Una vez en el campo se ha de observar:

  • El estado de la nieve. En caso de nevadas recientes, se tiene que saber que con 30-40 cm de nieve el peligro de aludes se localiza en las pendientes más inclinadas, y que con 50-60 cm el peligro es generalizado y se recomienda no salir a la montaña. De todas formas, factores como el viento, la temperatura del aire y la superficie de la nieve vieja pueden hacer que con 10-20 cm de nieve reciente una situación sea crítica.
  • La observación de caídas espontáneas de aludes durante la excursión es una importante señal de alarma que no se puede despreciar.
  • En situaciones de calor, hace falta controlar el espesor de capa superficial de nieve húmeda. Cuanto más húmeda sea la nieve, más probables son los aludes de fusión. Clavando el bastón podremos medir el espesor de la nieve húmeda con baja cohesión.
  • Las características del terreno:

La pendiente. La gran mayoría de aludes se producen entre los 30 y 45 grados de inclinación, por lo tanto se debe conocer el valor aproximado de la pendiente donde estamos.

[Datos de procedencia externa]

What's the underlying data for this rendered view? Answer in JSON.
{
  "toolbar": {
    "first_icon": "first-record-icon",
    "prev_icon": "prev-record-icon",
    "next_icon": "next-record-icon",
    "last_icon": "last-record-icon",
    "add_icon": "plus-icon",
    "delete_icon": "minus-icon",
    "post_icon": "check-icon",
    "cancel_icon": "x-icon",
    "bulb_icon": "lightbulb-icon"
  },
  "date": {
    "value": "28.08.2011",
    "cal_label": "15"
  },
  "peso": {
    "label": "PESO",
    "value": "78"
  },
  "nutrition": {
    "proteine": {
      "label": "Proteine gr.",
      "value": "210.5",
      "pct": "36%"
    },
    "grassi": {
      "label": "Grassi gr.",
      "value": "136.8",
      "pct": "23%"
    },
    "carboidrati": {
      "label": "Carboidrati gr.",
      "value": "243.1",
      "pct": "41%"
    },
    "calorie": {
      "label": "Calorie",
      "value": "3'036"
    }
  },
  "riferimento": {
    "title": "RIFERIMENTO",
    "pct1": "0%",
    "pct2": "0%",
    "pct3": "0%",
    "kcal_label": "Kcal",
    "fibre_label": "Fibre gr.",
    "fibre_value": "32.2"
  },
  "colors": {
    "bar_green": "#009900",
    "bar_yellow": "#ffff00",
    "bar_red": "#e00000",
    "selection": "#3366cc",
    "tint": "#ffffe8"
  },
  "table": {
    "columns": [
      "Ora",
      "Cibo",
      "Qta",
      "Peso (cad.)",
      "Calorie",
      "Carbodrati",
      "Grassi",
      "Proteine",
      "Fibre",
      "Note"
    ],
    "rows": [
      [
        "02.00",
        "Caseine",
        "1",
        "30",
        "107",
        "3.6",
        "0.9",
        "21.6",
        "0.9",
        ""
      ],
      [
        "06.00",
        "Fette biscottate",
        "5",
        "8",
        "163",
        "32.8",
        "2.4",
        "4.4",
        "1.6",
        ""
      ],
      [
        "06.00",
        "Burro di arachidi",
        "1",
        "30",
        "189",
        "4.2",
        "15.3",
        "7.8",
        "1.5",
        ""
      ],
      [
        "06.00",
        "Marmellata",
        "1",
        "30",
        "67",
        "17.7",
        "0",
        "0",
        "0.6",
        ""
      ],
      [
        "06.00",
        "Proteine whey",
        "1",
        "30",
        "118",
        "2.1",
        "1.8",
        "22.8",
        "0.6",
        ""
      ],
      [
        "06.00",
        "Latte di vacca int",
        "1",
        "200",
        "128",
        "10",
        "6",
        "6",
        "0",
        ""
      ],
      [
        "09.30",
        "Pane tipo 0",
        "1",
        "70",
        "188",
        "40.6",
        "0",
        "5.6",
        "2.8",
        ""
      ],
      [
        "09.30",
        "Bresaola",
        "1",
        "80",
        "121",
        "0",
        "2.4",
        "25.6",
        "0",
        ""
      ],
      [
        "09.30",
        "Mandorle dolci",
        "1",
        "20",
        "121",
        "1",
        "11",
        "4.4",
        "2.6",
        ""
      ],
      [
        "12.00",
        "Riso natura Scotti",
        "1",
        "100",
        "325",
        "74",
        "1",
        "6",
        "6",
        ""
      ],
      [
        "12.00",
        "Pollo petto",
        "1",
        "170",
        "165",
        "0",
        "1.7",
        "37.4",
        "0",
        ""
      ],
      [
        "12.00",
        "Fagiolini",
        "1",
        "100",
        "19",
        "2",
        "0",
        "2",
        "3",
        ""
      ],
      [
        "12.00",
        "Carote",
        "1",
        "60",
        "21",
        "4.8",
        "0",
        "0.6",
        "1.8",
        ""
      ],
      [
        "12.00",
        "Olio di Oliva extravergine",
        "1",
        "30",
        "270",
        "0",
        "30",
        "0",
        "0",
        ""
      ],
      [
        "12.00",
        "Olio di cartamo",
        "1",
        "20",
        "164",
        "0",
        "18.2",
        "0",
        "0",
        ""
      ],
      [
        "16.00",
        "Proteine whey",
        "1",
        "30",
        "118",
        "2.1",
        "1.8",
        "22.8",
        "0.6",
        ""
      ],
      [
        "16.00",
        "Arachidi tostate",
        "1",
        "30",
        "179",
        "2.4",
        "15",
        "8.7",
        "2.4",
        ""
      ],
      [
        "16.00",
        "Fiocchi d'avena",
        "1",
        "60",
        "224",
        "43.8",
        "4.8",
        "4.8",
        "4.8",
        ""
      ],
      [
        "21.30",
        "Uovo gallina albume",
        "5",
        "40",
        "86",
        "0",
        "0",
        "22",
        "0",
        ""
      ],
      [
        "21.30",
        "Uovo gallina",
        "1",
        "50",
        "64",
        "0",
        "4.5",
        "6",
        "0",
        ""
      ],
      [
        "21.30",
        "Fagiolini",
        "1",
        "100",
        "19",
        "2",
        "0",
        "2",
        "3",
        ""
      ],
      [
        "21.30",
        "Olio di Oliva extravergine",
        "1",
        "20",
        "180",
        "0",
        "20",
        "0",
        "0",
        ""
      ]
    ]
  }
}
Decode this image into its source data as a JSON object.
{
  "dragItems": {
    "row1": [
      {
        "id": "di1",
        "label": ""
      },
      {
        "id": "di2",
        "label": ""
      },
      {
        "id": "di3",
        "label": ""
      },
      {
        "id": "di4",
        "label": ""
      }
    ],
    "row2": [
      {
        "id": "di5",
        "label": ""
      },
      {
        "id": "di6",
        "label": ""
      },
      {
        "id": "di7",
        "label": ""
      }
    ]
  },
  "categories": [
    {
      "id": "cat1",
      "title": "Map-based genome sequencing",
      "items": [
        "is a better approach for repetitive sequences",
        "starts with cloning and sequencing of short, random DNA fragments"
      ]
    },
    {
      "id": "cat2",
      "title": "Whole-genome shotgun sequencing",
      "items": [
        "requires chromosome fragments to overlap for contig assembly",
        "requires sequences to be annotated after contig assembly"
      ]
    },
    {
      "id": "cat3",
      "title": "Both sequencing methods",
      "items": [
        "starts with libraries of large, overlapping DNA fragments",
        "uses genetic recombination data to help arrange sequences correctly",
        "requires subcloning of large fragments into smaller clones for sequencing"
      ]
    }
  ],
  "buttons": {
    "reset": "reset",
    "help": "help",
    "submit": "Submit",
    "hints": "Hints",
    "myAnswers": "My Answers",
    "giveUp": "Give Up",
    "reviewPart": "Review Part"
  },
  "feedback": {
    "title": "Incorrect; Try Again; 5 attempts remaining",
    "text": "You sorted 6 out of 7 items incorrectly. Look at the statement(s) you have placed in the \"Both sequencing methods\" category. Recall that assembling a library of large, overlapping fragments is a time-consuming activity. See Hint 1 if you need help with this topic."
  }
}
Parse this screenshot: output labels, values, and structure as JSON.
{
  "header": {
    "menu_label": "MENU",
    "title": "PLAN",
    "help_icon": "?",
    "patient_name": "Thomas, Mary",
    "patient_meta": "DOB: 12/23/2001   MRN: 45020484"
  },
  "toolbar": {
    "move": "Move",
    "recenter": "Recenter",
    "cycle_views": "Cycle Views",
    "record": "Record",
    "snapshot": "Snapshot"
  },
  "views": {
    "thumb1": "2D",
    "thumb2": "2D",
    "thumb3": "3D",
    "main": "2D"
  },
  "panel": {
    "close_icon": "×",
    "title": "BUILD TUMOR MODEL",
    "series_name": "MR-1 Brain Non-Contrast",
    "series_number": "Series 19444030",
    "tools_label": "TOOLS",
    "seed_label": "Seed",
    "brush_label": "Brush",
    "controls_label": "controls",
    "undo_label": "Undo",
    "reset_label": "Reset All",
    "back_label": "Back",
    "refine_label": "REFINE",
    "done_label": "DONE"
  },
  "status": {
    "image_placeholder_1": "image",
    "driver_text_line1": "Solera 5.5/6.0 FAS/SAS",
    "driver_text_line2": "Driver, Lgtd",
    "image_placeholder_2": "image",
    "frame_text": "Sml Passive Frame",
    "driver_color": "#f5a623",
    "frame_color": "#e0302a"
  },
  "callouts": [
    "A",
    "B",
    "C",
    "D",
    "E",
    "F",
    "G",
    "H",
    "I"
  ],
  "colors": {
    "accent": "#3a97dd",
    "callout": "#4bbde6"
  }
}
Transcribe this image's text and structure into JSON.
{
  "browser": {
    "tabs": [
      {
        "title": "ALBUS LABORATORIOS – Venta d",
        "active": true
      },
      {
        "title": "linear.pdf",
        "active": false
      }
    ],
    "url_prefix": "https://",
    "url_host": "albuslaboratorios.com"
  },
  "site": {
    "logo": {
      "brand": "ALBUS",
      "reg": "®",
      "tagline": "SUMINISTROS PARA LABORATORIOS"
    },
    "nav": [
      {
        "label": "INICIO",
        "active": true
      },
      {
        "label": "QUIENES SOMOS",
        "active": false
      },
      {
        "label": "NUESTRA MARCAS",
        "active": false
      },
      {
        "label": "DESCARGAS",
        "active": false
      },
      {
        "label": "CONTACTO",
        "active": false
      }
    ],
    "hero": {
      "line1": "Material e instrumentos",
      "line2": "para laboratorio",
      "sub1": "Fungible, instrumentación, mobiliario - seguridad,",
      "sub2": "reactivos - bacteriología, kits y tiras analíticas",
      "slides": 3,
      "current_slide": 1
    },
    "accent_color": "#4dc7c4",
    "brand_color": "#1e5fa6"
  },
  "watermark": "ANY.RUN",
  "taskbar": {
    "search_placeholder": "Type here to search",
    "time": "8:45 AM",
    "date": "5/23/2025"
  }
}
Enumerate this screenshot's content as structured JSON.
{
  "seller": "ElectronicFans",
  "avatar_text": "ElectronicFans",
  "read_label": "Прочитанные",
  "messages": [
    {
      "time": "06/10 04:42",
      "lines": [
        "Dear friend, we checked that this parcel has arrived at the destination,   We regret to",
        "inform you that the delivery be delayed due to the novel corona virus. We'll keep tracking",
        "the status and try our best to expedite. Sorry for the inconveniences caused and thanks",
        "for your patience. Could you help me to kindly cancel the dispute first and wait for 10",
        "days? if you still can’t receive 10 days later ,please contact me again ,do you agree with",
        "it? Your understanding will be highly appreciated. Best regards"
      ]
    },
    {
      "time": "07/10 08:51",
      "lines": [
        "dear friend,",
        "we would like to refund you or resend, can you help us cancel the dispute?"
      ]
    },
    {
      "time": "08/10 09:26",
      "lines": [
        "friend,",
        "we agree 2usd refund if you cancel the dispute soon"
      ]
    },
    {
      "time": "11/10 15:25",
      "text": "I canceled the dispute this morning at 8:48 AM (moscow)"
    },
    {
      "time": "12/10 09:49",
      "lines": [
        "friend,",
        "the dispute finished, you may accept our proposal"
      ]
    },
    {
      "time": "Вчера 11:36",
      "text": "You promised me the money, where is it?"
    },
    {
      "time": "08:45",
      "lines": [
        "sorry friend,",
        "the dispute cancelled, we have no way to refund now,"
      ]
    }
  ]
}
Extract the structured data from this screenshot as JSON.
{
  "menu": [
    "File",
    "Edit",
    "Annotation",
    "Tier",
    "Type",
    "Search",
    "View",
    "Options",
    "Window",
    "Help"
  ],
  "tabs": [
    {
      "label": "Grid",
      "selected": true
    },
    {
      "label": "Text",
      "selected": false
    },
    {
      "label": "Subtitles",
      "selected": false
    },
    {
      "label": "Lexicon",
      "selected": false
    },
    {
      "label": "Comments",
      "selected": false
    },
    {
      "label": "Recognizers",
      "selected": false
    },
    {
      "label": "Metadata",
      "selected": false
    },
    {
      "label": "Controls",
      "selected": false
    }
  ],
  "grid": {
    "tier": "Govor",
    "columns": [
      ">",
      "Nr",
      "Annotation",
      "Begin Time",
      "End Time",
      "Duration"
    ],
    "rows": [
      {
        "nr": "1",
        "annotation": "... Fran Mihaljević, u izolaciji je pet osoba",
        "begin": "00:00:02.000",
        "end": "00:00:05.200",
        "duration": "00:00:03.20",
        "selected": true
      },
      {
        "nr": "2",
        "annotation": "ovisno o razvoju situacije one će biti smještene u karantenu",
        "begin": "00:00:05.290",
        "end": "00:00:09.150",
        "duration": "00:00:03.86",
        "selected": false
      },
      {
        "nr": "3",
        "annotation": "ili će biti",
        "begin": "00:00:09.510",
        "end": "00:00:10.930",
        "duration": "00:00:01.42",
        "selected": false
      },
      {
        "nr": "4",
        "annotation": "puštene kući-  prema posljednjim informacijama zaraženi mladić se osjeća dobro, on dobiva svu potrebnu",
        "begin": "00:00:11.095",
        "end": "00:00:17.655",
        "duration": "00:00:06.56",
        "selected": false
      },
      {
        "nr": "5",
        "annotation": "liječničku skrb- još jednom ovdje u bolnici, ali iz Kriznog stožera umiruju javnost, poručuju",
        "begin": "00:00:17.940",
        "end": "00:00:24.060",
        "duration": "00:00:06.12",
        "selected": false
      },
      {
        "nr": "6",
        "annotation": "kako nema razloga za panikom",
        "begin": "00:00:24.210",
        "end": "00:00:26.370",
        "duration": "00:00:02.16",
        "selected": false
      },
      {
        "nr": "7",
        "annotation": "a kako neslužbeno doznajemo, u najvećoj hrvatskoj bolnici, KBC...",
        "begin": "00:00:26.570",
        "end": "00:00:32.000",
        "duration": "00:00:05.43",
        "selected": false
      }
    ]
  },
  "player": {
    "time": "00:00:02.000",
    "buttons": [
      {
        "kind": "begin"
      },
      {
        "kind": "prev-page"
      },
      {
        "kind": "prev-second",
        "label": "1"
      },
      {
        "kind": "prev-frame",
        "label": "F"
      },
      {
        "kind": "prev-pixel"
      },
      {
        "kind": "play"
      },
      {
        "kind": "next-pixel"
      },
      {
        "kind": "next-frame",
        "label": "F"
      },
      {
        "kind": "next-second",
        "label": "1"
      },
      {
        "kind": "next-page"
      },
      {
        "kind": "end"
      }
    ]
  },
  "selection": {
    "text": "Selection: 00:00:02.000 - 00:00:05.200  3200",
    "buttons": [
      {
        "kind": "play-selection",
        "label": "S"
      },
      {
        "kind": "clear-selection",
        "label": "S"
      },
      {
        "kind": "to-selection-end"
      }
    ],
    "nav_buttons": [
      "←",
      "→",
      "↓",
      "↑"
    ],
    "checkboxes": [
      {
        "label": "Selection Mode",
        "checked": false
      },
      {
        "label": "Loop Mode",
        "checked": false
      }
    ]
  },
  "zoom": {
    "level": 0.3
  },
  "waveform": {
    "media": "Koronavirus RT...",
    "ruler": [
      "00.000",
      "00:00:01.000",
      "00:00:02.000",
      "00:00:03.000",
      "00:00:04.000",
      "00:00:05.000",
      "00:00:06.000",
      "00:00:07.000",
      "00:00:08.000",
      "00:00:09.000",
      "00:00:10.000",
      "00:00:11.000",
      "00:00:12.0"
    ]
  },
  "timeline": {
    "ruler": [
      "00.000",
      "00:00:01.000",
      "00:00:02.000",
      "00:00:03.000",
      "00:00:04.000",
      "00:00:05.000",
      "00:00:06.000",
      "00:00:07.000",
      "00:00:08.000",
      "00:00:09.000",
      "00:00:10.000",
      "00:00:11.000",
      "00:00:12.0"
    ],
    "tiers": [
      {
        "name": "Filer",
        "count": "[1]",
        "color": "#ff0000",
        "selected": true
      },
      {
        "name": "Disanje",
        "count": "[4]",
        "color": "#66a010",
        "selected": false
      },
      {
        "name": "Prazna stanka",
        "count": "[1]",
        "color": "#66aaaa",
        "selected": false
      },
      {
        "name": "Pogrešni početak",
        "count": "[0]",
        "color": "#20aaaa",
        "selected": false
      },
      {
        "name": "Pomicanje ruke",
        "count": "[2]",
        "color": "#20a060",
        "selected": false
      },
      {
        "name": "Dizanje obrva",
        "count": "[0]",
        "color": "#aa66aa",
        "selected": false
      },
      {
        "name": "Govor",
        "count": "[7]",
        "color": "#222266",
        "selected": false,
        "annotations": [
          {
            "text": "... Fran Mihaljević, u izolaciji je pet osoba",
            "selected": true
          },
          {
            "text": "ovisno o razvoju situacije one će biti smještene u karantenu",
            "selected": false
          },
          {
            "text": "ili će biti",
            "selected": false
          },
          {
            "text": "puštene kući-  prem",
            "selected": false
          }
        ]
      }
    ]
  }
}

La orientación de la vertiente. Atención con las vertientes situadas a sotavento porque son las zonas donde encontraremos las placas de viento. En caso de calor se deberá evitar las vertientes sur, es donde se producirán con más probabilidad loa aludes de fusión.

El relieve: Atención a las palas regulares y zonas convexas. Un terreno ondulado evita la formación de grandes aludes.

La vegetación: Mientras que un bosque denso es una zona segura, en un bosque calvo se pueden producir aludes.

  • La observación del tiempo. El tiempo atmosférico puede modificar rápidamente la situación.

Durante el recorrido:

  • Circule siempre por zonas seguras:

Dorsales y cornisas, a fin de evitar aludes procedentes de zonas superiores.

Zonas ventosas (situadas a barlovento), ya que siempre habrá menos nieve.

Zonas de relieve ondulado antes que por zonas de gran pendiente.

El bosque proporciona anclajes al manto. Es preferible un bosque denso antes que un bosque claro.

  • Evite las zonas potencialmente peligrosas:

Pendientes más verticales de las vertientes y zonas convexas, donde la tensión dentro del manto nivoso es mayor.

Vertientes de sotavento, a menudo indicadas por la presencia de cornisas (posibles placas de viento).

  • En caso de señales de alarma:

Respeten una distancia de seguridad (como mínimo 10m en el ascenso).

En caso de subir o bajar háganlo por la línea de máxima pendiente.

En el descenso eviten caídas.

Antes de cruzar una vertiente sospechosa busque una ruta alternativa. En caso de no ser posible hágalo por la zona más alta posible de uno en uno, mientras el grupo espera en el lugar más seguro. Tápese la nariz y la boca con un pañuelo.

Si es atrapado por un alud

  • Mantenga la calma e intente huir por el lateral más próximo en dirección diagonal y descendente.
  • Cierre la boca para que no se llene de nieve.
  • Agárrese a cualquier roca o árbol para no ser arrastrado.
  • Libérese de esquís, planchas o raquetas para evitar quedarse atrapado/a.
  • Si no encuentra agarradero, luche para permanecer a flote en el alud mediante movimientos natatorios contra la oleada y al mismo tiempo protegerse la cabeza de las rocas.
  • Si permanece sepultado, es importantísimo adoptar forma de bola y tratar de salir antes de que el alud se modere, antes que se detenga en el valle, porque se endurecerá en pocos minutos.
  • Para respirar aire, desplace la nieve con los brazos y con las rodillas e intente hacer una cámara respiratoria.
  • Antes de moverse se debe saber en qué posición se encuentra: haga gotear la saliva de los labios: Si va hacia la nariz es que se está boca abajo.
  • Si no puede salir, no haga esfuerzos inútiles, muévase lo menos posible, respire lentamente y atienda la ayuda.

Búsqueda de una víctima

Inmediatamente los compañeros tendrán que encontrar la víctima lo más rápido posible. Se pondrán todos los ARVA en recepción y, mientras un miembro del grupo dirige la operación desde fuera y vigila que no caigan más aludes, los restantes empezarán la búsqueda a partir del punto de desaparición de la víctima, observando a la vez posibles indicios superficiales.

No se puede perder tiempo yendo a buscar ayuda hasta que hayamos localizado a la víctima.

Es muy importante practicar el rescate con ARVA; si hay un accidente no se puede improvisar.